MADISON, Wis. - Wisconsin is getting $400 million as part of a nationwide settlement with several pharmaceutical companies related to a lawsuit over the opioid crisis.
Health officials say the state will get $31 million of that settlement by the end of 2022. It will be spent over the course of three phases in an effort to save lives.
Phase 1 involves spending a total of $6 million to increase the availability of Narcan, fentanyl testing strips and to address the root causes of substance use.
Phase 2 involves spending $11 million for capital projects, including updating treatment facilities and expanding prevention and recovery services. Another $6 million will be going to tribal nations in need of urgent help.
"Our tribal nations also urgently need this funding, as they have seen a dramatic increase in opioid deaths," said Karen Timberlake Wisconsin Department of Health Services secretary-designee. "That has caused at least three tribes to declare states of emergency in response to the rise in substance use and the opioid epidemic."

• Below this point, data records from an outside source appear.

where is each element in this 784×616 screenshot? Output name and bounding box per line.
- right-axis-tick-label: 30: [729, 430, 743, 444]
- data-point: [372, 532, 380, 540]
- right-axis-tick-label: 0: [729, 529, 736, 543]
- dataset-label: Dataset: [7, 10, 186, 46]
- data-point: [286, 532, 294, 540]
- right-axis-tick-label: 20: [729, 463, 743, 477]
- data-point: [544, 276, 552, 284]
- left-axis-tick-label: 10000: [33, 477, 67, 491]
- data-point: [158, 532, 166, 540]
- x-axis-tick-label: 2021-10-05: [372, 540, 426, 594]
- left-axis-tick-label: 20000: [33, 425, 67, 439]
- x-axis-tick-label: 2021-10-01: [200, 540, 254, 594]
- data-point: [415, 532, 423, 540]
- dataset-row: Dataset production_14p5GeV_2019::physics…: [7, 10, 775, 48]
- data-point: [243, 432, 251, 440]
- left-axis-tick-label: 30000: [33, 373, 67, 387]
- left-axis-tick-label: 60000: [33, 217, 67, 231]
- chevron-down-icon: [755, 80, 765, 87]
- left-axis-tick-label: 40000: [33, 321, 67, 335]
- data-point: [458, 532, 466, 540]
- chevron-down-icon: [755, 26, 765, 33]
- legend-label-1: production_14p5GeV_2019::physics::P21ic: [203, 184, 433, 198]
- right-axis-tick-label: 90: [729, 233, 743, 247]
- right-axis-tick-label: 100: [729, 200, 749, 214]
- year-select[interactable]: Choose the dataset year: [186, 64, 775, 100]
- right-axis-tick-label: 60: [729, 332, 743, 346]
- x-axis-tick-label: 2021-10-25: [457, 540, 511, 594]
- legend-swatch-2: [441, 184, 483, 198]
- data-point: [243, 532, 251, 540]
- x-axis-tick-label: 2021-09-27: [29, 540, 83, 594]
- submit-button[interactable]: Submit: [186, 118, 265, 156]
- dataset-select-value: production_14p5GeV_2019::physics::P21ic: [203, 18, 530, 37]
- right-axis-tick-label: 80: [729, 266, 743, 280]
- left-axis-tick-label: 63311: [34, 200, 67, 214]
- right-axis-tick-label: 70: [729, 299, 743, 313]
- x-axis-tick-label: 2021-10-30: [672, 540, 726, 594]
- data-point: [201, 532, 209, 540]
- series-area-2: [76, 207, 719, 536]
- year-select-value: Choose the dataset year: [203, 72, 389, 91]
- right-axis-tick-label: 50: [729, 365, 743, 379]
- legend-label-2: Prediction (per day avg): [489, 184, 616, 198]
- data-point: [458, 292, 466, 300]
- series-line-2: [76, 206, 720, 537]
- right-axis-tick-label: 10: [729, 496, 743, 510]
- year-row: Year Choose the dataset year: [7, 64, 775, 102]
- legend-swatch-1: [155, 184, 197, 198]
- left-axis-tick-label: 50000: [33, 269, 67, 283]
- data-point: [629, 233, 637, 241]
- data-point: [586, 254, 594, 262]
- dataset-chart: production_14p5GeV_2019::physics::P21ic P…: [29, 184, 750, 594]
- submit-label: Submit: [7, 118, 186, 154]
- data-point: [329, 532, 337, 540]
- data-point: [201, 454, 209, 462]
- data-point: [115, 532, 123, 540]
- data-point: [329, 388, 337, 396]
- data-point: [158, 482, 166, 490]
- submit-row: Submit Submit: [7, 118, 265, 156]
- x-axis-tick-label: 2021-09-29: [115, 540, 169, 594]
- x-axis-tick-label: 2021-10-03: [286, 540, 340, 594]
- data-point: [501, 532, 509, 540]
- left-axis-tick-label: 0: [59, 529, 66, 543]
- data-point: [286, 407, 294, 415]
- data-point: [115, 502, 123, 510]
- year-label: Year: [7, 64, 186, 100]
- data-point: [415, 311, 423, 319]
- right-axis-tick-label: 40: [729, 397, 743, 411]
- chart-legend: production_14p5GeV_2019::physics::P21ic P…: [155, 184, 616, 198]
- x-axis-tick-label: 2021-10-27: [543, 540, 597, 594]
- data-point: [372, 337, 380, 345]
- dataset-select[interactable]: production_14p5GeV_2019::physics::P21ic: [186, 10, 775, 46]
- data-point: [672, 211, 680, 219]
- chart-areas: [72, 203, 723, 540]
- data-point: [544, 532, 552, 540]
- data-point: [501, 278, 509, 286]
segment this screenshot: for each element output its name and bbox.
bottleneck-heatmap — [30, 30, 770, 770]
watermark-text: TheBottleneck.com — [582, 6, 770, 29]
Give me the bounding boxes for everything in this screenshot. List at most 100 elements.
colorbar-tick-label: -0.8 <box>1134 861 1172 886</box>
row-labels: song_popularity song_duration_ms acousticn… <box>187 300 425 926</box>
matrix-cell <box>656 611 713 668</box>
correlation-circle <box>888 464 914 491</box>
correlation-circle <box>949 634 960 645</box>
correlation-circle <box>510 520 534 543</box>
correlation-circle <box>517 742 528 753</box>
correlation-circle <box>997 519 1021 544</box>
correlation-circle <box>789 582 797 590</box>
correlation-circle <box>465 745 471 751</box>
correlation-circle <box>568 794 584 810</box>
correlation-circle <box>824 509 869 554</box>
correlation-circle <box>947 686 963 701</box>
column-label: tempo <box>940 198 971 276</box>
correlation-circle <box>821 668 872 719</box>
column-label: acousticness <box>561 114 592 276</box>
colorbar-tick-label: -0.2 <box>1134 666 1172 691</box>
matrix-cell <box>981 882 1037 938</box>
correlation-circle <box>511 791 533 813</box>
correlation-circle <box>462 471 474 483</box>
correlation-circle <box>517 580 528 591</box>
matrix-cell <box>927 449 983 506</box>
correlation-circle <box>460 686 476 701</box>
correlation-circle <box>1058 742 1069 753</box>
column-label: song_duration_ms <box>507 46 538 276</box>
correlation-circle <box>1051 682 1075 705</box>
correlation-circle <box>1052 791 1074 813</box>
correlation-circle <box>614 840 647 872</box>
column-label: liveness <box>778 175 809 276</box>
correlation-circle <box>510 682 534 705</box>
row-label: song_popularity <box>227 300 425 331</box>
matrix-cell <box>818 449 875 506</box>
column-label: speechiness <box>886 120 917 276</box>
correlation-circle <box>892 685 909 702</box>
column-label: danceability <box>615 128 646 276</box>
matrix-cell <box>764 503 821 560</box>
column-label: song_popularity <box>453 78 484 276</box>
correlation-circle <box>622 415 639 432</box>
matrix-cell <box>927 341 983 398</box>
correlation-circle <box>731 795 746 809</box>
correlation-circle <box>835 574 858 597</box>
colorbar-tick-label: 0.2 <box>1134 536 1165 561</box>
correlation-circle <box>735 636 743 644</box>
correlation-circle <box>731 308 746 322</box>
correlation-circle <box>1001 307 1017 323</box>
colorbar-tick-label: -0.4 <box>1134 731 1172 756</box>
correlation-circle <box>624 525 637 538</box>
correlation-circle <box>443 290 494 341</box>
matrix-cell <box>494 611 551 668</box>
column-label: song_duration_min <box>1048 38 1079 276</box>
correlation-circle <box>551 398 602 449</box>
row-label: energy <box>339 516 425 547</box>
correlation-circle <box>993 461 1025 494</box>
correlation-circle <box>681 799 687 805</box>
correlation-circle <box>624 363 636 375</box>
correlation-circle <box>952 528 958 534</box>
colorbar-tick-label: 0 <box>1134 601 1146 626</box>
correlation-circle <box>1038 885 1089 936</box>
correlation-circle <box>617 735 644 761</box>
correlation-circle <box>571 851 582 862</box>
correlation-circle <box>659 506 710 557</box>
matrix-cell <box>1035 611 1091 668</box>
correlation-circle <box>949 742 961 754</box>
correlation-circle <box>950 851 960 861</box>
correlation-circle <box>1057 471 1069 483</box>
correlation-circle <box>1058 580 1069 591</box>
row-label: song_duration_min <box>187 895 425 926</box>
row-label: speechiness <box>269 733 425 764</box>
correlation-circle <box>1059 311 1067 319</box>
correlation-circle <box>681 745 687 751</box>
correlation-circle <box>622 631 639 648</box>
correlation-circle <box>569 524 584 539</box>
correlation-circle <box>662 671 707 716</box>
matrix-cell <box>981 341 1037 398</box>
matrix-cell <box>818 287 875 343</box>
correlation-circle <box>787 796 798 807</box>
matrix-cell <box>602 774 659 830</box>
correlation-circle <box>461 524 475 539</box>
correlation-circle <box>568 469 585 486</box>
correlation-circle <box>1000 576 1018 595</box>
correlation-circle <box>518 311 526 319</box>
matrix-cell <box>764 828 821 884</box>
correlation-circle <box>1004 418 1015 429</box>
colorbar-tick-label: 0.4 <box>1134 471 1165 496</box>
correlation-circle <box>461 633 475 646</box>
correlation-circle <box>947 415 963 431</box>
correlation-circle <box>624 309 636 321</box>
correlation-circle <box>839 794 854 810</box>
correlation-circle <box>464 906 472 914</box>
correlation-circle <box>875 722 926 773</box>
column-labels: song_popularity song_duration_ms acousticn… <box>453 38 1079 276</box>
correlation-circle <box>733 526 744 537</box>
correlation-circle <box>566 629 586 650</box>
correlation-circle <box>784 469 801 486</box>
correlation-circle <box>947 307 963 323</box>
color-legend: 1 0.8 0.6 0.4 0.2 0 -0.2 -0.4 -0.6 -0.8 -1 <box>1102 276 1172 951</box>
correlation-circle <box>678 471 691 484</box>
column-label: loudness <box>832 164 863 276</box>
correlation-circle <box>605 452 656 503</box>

In Phase 3, the remaining $8 million will be devoted to long-term project investments. One example is a statewide overdose alert system. This would help health officials monitor and identify overdose spikes in communities to better understand areas in need of help.
Funds will also be used for substance prevention programs directed at K-12 students and investments in family support centers.
Wisconsin Department of Health Services officials said this plan was drawn up based on feedback from the public and substance use service providers.